An Istanbul court has ordered the arrest of Osman Kavala on new charges of espionage within the framework of an ongoing investigation against the philanthropist. Kavala is currently imprisoned at the Silivri Prison for his supposed involvement in the failed 2016 coup attempt.

The Istanbul Chief Public Prosecutor’s Office has accused Kavala of “carrying out activities for foreign states,” according to an arrest warrant document seen by Ahmet Şık, a deputy of the Peoples’ Democratic Party (HDP).

The document submitted to the court has cited Kavala’s alleged contact with U.S. academic Henri Barkey as evidence against the philanthropist in the investigation. Prosecutors likewise accuse Barkey of being a foreign agent and plotting the 2016 failed coup attempt. Barkey regards charges as absurd and ludicrous.

Late on March 9, Kavala gave his testimony to the court via the judicial conferencing system SEGBİS regarding the new charges. The court later ordered Kavala’s arrest.

Although having been acquitted in the 2013 Gezi Park case, Kavala was re-arrested on Feb. 19 over charges related to the failed coup attempt of 2016.

Barkey said in an interview with Deutsche Welle Turkish on Feb. 21 that he knew Kavala only in passing and they did not ever hold a phone call.

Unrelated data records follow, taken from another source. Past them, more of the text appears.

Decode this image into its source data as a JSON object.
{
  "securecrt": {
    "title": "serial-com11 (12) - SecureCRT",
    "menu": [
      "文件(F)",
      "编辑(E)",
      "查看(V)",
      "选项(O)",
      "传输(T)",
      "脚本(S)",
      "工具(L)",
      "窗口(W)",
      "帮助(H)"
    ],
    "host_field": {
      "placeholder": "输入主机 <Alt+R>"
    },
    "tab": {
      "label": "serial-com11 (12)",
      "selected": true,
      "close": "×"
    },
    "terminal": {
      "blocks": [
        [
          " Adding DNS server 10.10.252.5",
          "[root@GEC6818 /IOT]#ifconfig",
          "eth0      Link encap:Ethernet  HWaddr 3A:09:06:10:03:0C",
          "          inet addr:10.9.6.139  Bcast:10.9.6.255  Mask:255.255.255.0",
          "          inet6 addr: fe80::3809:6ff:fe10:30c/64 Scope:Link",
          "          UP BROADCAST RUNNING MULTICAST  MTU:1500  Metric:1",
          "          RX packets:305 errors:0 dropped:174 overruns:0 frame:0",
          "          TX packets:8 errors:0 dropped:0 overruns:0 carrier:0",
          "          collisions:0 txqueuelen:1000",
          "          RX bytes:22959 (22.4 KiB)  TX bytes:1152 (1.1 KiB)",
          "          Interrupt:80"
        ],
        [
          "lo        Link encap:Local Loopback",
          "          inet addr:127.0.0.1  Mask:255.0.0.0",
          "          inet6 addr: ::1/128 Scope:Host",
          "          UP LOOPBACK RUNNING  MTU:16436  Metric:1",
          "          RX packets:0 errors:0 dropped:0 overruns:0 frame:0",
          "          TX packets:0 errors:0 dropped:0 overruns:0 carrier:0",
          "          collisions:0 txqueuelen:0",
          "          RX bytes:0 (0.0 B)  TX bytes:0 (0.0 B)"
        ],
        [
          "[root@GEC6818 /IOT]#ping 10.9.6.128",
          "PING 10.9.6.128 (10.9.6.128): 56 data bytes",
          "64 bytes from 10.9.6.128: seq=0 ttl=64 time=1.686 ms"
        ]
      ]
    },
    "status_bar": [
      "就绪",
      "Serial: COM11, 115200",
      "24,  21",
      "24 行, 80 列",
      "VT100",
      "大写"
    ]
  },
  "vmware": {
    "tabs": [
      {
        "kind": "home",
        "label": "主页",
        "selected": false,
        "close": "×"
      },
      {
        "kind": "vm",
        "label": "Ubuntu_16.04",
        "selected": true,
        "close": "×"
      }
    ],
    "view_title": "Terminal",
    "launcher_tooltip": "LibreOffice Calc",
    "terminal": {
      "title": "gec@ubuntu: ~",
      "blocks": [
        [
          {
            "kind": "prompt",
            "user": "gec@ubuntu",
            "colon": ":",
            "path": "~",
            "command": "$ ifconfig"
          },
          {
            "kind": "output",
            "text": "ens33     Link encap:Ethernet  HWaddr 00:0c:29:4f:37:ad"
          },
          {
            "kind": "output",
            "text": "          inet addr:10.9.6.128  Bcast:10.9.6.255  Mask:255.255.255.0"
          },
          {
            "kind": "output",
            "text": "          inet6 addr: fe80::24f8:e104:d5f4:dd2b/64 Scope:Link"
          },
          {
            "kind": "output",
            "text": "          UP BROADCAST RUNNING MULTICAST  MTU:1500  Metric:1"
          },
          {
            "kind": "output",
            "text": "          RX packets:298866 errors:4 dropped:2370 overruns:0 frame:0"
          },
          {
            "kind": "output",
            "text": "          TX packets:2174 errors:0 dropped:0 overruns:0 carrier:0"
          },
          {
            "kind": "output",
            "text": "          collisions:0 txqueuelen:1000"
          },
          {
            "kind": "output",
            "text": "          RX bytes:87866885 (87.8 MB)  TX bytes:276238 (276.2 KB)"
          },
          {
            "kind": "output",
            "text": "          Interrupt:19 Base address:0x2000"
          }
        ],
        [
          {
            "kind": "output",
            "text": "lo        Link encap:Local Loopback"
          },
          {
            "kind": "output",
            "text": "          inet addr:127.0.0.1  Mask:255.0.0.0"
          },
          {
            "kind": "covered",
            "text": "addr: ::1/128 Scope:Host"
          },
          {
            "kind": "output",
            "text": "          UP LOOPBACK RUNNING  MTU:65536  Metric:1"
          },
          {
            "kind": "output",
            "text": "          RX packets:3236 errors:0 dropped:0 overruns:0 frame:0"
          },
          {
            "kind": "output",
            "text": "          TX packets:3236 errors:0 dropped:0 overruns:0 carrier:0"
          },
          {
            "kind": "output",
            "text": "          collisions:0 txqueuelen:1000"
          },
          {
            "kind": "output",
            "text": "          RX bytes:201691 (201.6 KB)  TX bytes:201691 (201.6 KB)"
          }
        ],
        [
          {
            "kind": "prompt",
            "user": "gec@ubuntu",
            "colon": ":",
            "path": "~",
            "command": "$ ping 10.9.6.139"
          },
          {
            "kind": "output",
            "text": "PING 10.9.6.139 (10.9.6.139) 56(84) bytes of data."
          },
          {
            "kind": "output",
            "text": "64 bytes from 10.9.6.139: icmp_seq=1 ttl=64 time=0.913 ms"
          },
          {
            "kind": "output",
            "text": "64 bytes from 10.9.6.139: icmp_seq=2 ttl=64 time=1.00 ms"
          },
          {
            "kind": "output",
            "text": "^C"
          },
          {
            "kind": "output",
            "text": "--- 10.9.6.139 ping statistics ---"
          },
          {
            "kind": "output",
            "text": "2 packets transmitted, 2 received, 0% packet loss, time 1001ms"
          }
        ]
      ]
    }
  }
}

Asked how “close” he was with Kavala, Barkey said: “We do not in fact have a close relationship or a friendship. Kavala is my sister’s friend; that’s how I met him. Except that, we saw each other in a couple of meetings and had a quick word. We have not come together for any project either.”

The cases against Kavala have been criticized by Turkey’s Western allies and rights activists who say the charges are political.

“#OsmanKavala must be released, not face further fabricated charges that are manifestly unfounded,” Milena Buyum, Turkey campaigner for Amnesty International, said on Twitter.

In December, the European Court of Human Rights (ECHR) said there was insufficient evidence to support the accusation that Kavala had been involved in the abortive coup. That ruling will become final on March 10.

Deniz Tolga Aytöre, a lawyer for Kavala, was quoted in the court records as saying that the new warrant was aimed at circumventing the implementation of the ECHR ruling.

The independence of Turkey’s judiciary has been hotly debated in recent years. Critics say court rulings are influenced by politicians but the government says the judiciary makes its decisions independently.